Prof. Murray surveys the scene and comes up with a turnout projection for November:
These considerations lead me to conclude that turnout in 2009 will be significantly below our 300,000 voters in 2003. How much lower? I think in the 225,000 to 250,000 range. This means campaigns have to carefully target mail, electronic messages, and phone bank efforts at a shrunken electorate. How to do that? Start with the 125,000 persons who voted in the 2007 General Election. If they came out when Bill White had no meaningful competition two years ago, they will very likely come back to the polls this year, if they are still on the city voter rolls. Then, try to figure out who the other 125,000 likely suspects are by a variety of means.
I’d probably start with the 50,000 or so folks who voted in the 2005 election but not the 2007 one and then go from there. I suppose that election, in which Mayor White was also essentially unopposed, had some turnout driven by the anti-gay marriage constitutional amendment that was on the ballot, and if so that may open a can of worms or two for this year’s contestants. Beyond that, it’s anyone’s guess, and the campaign that guesses the best will be in a stronger position than the others.
Greg adds an interesting dimension to Murray’s analysis:
In reviewing some numbers from elections past, one thing that jumps out is that the turnout by Council District doesn’t really move all that much from election to election. For instance, traditionally Republican District G will have an open seat election and possible runoff. All of the Mayoral candidates will give the district ample courting in the hopes of either earning a plurality in November that may turn into a majority in December, or at least avoiding a wipeout in the district. But the turnout in 2003 was 17.3% of the ballots cast in November 2003 and 18.5% in December 2003. In every election since 2001, it has been between 16.4% and 17.4% of the vote.

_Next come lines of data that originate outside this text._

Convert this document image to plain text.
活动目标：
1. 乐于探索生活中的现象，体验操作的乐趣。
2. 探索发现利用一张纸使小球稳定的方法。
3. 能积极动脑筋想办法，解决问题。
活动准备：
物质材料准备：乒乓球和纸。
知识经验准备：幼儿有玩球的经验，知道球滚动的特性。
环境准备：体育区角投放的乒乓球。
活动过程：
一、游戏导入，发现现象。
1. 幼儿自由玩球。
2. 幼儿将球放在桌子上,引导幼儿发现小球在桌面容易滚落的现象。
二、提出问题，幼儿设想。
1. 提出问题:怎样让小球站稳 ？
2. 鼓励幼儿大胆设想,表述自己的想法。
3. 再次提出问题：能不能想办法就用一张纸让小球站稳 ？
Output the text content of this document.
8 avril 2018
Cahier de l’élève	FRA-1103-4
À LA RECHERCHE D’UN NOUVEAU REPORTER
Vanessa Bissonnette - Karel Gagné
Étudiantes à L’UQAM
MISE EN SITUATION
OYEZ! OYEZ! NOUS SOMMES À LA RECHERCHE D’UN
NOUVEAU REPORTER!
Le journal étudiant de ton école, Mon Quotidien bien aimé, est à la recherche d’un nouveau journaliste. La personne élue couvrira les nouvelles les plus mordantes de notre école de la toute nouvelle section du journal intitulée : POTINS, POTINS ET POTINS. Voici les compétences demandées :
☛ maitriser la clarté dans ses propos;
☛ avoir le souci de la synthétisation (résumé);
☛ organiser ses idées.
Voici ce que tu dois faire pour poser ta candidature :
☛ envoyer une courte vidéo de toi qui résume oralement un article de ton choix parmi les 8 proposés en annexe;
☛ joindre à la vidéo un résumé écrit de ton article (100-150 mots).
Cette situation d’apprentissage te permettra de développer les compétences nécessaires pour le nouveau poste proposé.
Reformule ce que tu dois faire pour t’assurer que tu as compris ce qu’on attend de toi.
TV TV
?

Where you tend to see major alterations in the turnout model are in non-Mayoral election runoffs. In 2005, District B went from 8.4% in November to 14.3% in the runoff, while District C went from 15.0% in November to 27.8% in December. Meanwhile, in 2007, District D went from 15.4% in November to 30.0% in December, while District E went from 12.0% in November to 24.9% in December.
In short, open seat Mayoral contests flatten the playing field. The three strongest GOP seats (A, E, & G) will garner a collective 39-40% in both November and December. The two African-American districts will represent about 24-25% in both elections. The two Hispanic districts will represent about 15% in both elections. And the two others (C and F) clock in at about 20% both times.
The questions, as Greg notes, are how does the electorate change within a given Council district between November and December, and how can Democratic candidates appeal to the Republican voters that come out in these elections without alienating their own supporters? Again, whoever gets this the most right will be in the best position to win.
I think it will depend on how nasty the mayor’s race becomes and most expect it will get very nasty in the next two months. I have a feeling you are going to see a lot of Republicans voting and voting for Gene Locke. That C Club endorsement carries a lot of weight.
Still waiting for the mayor contest to get ‘nasty’. None speak of the budget holes, none speak of the pension debacle, none speak of the former airport boss’s empire of personal operations built on our dime and our time…zero conflict to date folks. So what will ignite the nasty phase? Not Brown’s vision of tram-topia, not Locke’s expected reprise of Uncle Bob Lanier’s plutocracy, and not Parker’s running the rainbow flag up the city hall pole while happily certifying non-complying budgets with revenue cap requirements and getting the city’s auditors to go along with the scam.